초기에 Co2배출량과 인구수 / GDP와 관련이 있을거라 생각을 했습니다. 결측치가 다른 영향을 주지 않게 하기 위해서 0으로 채우고 1980년대 이후 데이터로 시각화를 하였습니다. 아시아가 Co2 배출량이 많아서 산업화의 영향이라 생각했는데 인구와 GDP 대비로 보면 오세아니아나 북미 등 선진화가 먼저 되어 있는 대륙이 높아서 생각과는 달랐습니다.

In [None]:
df_final = df_final.drop(columns = ['Country','pop_est','iso_a3','gdp_md_est','geometry','name','Year'])

In [None]:
df_final.nunique().sort_values(ascending=False)

In [None]:
df_final['Energy_type'].value_counts(normalize=True)

In [None]:
plt.figure(figsize=(13, 6))
sns.countplot(x=df_final['Energy_type']);

In [None]:
df_dum = pd.get_dummies(df_final,columns=['Energy_type'])

In [None]:
df_dum.head()

In [None]:
# 더미 코딩
model_dum = LinearRegression()
model_dum.fit(df_dum[['Energy_type_coal',	'Energy_type_natural_gas',	'Energy_type_nuclear',	'Energy_type_petroleum_n_other_liquids',	'Energy_type_renewables_n_other']], df_dum['CO2_emission'])
print("coefficient: ", model_dum.coef_)
print("intercept: ", model_dum.intercept_)

In [None]:
import plotly.express as px
px.scatter(
    df_dum,
    x='Energy_type_coal',
    y='CO2_emission',
    trendline='ols'
)

In [None]:
#df_dum = df_dum.drop(columns = ["continent"])

In [None]:
target = "CO2_emission"
feature = df_dum.columns.drop(target)
target = df_dum[target]

In [None]:
def Div_df(df,feature,target):
  global X_train,X_val,X_test,y_train,y_val,y_test
  X_train,X_test,y_train,y_test = train_test_split(df[feature],target,train_size = 0.8, test_size=0.2, random_state=2)
  X_train,X_val,y_train,y_val = train_test_split(X_train,y_train,train_size = 0.8, test_size=0.2, random_state=2)
  print("train_data = ",len(X_train))
  print("val_data = ",len(X_val))
  print("test_data = ",len(X_test))
Div_df(df_dum,feature,target)

In [None]:
#Baseline Model
predict = df_dum["CO2_emission"].mean()
errors = predict - df_dum["CO2_emission"]
mean_absolute_error = errors.abs().mean()
print(mean_absolute_error)

In [None]:
##Baseline Model 시각화
x = df_final['Energy_type']
y = df_final["CO2_emission"]
plt.figure(figsize=(15, 7))
sns.lineplot(x=x, y=predict, color='red')
sns.scatterplot(x=x, y=y, color='blue');

In [None]:
from sklearn.metrics import r2_score

for alpha in [0.001, 0.005, 0.01, 0.02, 0.03, 0.1, 1.0, 1, 100.0, 1000.0]:
        
    print(f'Ridge Regression, alpha={alpha}')

    # Ridge 모델 학습
    model = Ridge(alpha=alpha, normalize=True)  
    model.fit(X_train, y_train)
    y_pred = model.predict(X_test)

    # r2 for test
    
    r2 = r2_score(y_test, y_pred)
    
    
    print(f'Test R2: {r2:,.3f}')
    
    # plot coefficients
    coefficients = pd.Series(model.coef_, X_train.columns)
    plt.figure(figsize=(10,3))
    coefficients.sort_values().plot.barh()
    plt.show()

In [None]:
from sklearn.preprocessing import PolynomialFeatures
from sklearn.pipeline import make_pipeline

def RidgeRegression(degree=3, **kwargs):
    return make_pipeline(PolynomialFeatures(degree), 
                         Ridge(**kwargs))
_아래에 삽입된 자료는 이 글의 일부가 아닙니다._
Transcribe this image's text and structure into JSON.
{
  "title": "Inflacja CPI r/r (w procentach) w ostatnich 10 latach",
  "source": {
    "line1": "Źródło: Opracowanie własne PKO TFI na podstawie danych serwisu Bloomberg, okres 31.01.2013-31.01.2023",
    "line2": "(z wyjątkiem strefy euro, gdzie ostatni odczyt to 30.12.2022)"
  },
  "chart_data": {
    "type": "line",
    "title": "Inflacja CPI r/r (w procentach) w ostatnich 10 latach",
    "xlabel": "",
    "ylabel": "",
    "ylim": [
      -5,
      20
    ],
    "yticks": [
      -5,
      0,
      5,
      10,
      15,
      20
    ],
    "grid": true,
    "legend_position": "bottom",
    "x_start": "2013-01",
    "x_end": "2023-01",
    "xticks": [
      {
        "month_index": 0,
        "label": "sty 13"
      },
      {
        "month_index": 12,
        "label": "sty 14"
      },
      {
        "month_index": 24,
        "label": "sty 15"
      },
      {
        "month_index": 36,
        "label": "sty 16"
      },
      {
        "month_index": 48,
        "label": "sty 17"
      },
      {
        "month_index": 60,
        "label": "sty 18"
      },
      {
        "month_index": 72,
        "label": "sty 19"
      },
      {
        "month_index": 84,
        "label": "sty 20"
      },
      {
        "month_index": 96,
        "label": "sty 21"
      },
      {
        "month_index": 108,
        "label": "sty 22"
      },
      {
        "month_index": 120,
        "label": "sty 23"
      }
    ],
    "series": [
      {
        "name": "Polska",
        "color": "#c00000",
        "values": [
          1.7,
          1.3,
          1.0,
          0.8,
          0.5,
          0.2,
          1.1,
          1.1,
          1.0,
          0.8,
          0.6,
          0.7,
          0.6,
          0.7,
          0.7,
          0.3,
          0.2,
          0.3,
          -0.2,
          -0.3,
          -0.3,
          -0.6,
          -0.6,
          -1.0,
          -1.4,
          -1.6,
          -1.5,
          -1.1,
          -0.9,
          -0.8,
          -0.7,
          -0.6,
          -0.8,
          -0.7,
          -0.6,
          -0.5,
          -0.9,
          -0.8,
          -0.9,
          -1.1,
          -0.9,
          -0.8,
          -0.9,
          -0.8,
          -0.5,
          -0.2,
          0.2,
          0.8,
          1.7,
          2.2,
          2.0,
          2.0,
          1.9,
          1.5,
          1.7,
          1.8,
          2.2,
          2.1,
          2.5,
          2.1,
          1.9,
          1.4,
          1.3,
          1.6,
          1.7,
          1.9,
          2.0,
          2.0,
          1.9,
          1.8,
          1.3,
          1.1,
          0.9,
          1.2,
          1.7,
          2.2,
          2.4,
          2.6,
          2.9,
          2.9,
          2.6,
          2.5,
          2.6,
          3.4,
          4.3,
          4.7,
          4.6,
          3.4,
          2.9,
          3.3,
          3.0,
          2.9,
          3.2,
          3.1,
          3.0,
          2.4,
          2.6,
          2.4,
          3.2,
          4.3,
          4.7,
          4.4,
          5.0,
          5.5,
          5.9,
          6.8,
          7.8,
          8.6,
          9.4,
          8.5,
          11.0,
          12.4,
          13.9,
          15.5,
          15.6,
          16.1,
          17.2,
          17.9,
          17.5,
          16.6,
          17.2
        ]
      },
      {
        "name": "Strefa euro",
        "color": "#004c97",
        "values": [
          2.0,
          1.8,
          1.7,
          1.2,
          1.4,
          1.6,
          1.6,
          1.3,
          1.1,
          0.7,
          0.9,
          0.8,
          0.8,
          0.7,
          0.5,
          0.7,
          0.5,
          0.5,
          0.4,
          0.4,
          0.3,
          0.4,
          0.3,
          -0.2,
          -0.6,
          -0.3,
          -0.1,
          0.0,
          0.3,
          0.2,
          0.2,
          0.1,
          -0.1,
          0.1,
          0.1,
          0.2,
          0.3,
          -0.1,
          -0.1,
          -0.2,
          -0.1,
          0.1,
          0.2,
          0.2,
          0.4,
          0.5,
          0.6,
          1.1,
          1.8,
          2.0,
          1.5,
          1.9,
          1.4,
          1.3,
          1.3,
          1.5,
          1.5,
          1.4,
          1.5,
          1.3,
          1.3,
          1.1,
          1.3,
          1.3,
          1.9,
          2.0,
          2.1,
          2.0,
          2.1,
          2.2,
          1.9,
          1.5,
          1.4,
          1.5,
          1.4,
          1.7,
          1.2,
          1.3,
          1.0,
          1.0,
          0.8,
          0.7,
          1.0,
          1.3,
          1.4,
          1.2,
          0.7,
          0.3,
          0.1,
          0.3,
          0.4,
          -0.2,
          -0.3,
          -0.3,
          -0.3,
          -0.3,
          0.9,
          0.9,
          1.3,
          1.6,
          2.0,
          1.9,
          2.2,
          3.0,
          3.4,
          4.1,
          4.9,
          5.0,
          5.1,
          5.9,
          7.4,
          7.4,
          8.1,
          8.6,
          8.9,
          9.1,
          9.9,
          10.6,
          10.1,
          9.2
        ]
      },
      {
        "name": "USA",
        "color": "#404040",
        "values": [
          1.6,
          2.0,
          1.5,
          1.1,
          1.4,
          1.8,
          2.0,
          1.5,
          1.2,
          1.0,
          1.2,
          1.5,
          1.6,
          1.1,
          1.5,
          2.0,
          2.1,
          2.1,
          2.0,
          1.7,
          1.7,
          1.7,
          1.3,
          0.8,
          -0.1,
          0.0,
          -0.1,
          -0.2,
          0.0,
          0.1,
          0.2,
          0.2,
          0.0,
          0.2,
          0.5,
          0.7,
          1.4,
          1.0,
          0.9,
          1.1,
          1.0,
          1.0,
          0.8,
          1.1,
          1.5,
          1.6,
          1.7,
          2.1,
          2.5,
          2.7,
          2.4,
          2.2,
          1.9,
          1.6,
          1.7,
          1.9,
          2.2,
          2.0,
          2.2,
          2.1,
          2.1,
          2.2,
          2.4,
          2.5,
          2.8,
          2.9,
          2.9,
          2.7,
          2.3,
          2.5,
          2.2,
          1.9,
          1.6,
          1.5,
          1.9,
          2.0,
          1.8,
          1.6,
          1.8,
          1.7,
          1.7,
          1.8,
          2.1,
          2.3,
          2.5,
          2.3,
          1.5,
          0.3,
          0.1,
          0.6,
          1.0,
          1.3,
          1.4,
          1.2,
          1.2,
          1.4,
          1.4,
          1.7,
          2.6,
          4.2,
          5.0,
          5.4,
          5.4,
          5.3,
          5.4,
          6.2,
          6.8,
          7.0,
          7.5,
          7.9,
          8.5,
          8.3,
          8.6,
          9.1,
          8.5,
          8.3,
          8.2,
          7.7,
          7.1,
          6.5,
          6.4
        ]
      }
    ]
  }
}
for alpha in [0.001, 0.01, 0.0025, 0.05, 0.09, 0.12, 0.4, 1.0, 1, 5, 10, 100]:
        
    print(f'Ridge Regression, alpha={alpha}')

    # Ridge 모델 학습
    model = RidgeRegression(alpha=alpha, normalize=True)
    model.fit(X_train, y_train)
    y_pred = model.predict(X_test)

    
    r2 = r2_score(y_test, y_pred)
   
    print(f'R2 Score: {r2:,.4f}\n')

coefs = model.named_steps["ridge"].coef_
print(f'Number of Features: {len(coefs)}')

In [None]:
from sklearn.linear_model import RidgeCV
def RidgeCVRegression(degree=3, **kwargs):
    return make_pipeline(PolynomialFeatures(degree), 
                         RidgeCV(**kwargs))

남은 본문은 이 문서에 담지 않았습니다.